This juggling between frames has been a very popular topic among the graphics programmers since always. There are tons of books (Linear Algebra covers it much more thoroughly, especially at College level), tons of websites, tons of courses that revise it and even source code that has comments on the issue.
Nathan Reed made a good point and gave the straight result that just works. Also, it is quite unclear what you're really saying and trying to achieve with this question, especially if the readers themselves look for some similar facts. For, yet again, another reference, your problem (and answer) is described as follows:
You have three frames: the general, omnipotent world frame Fworld, and two arbitrary local frames: Fa and Fb. When a critter that "lives"in a certain frames is asked to provide the coordinates of a certain point with respect to his frame of reference, that critter responds with a triplet of numbers that tell him how much one has to move along each axis of the reference frame in order to reach that point (i.e. projecting the vector from the origin to that point P onto the three axes of the local frame). This is called "writing the vector as a linear combination of the base vectors of your frame".

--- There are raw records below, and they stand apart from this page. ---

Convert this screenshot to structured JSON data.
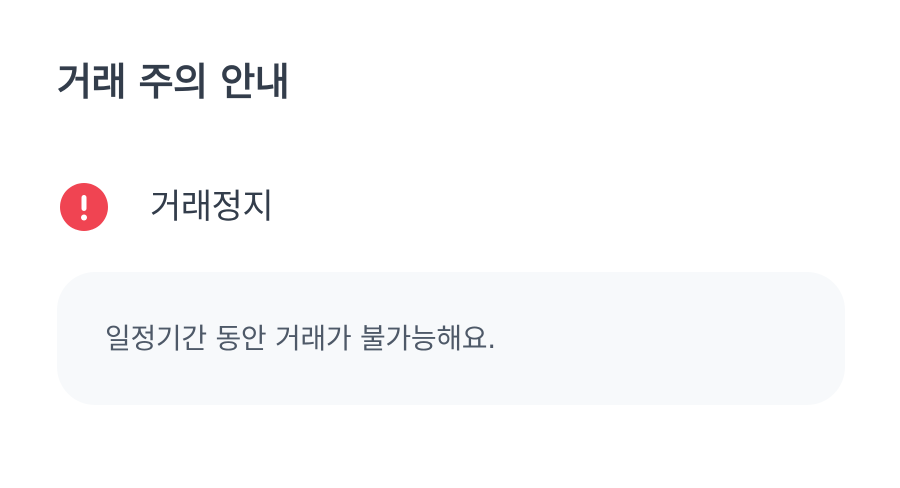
{
  "page": {
    "title": "거래 주의 안내"
  },
  "status": {
    "icon": "exclamation-circle-icon",
    "icon_color": "#f04452",
    "label": "거래정지"
  },
  "notice": {
    "text": "일정기간 동안 거래가 불가능해요."
  }
}
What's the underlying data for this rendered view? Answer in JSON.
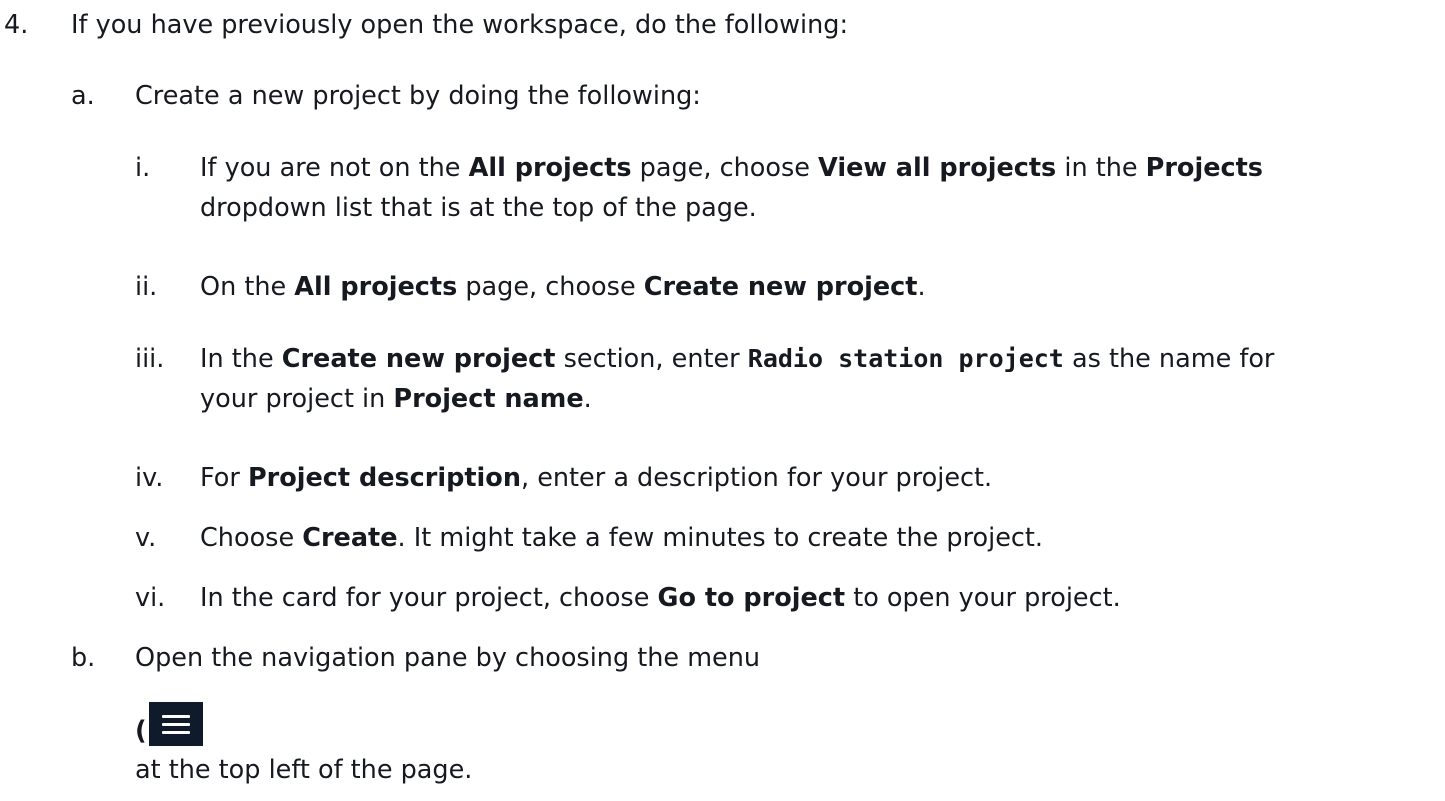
{
  "step4": {
    "num": "4.",
    "text": "If you have previously open the workspace, do the following:"
  },
  "a": {
    "num": "a.",
    "text": "Create a new project by doing the following:"
  },
  "i": {
    "num": "i.",
    "t1": "If you are not on the ",
    "b1": "All projects",
    "t2": " page, choose ",
    "b2": "View all projects",
    "t3": " in the ",
    "b3": "Projects",
    "line2": "dropdown list that is at the top of the page."
  },
  "ii": {
    "num": "ii.",
    "t1": "On the ",
    "b1": "All projects",
    "t2": " page, choose ",
    "b2": "Create new project",
    "t3": "."
  },
  "iii": {
    "num": "iii.",
    "t1": "In the ",
    "b1": "Create new project",
    "t2": " section, enter ",
    "code": "Radio station project",
    "t3": " as the name for",
    "line2_t1": "your project in ",
    "line2_b1": "Project name",
    "line2_t2": "."
  },
  "iv": {
    "num": "iv.",
    "t1": "For ",
    "b1": "Project description",
    "t2": ", enter a description for your project."
  },
  "v": {
    "num": "v.",
    "t1": "Choose ",
    "b1": "Create",
    "t2": ". It might take a few minutes to create the project."
  },
  "vi": {
    "num": "vi.",
    "t1": "In the card for your project, choose ",
    "b1": "Go to project",
    "t2": " to open your project."
  },
  "b": {
    "num": "b.",
    "text": "Open the navigation pane by choosing the menu",
    "paren": "(",
    "after": "at the top left of the page."
  },
  "icons": {
    "menu": "hamburger-menu-icon"
  }
}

The vectors that make up a base for a reference frame can be packed and stacked in a matrix form. When you multiply that matrix with the triplet from the above linear combination sentence, you get the vector we were talking about. Naturally, we take this as granted when referring to the world frame: the base matrix is the identity and this makes things a lot easier to work with.
Nobody tells you that the Fworld is the one and only frame to work in. Critters living in either Fa or Fb can provide their own correct view of what happens in the geometric world. But for a being living in Fworld to fully understand where things are with respect to themselves, you need to translate (read transform) the coordinates of a certain perceived point from a frame to your world frame. This is done by actually finding a way to describe the vectors that make up the base of that other frame in your own world frame. This is done via a transformation matrix (rotation + translation).
Now, let's return to the problem at hand: we have a point P
somewhere in the universe. Critters in frame Fa
see it as a triplet Pa
, while those in Fb
as a triplet Pb
, although numerically different describe the same position in space.
Why? Well, if you consider the world frame, Fworld to be the universal reference frame, you should try and express Pa's coordinates in that frame, then do the same for Pb.
How? Using the transformation matrices: _M_B_to_World_ and _M_A_to_World_. You multiply each Pa and Pb with these transformation matrices and you get:
P = M_B_to_World * Pb
P = M_A_to_World * Pa
Say now you want to find out how to transform directly a point Qb into a point Qa (notices that the b and a following the letter stand for the frame that vector/point is expressed in - Q is the same physical point, but it is seen from different places with different measurements). You do the same and express Qb in the world frame as Q and then take this Q and express it as Qa:
Q = M_B_to_World * Qb
Qa = M_world_to_A * Q
M_world_to_A then? We only know how to go from Fa to Fworld using
M_A_to_world, but not vice-versa. That is true, but there's a property of base change/transformation matrices: they're invertible! So we can go just as easy from Fworld to Fa using the inverse:
Qa = inv(M_A_to_world) * Q
Qa= inv(M_A_to_world) * M_B_to_world * Qb
Of course, it depends how you store your vectors, but that is a convention (i.e. as rows or columns). That convention is not to affect the rationale of how you can jump from one frame to another passing through the world frame: just take care of matrix multiplication consistency and you'll be fine.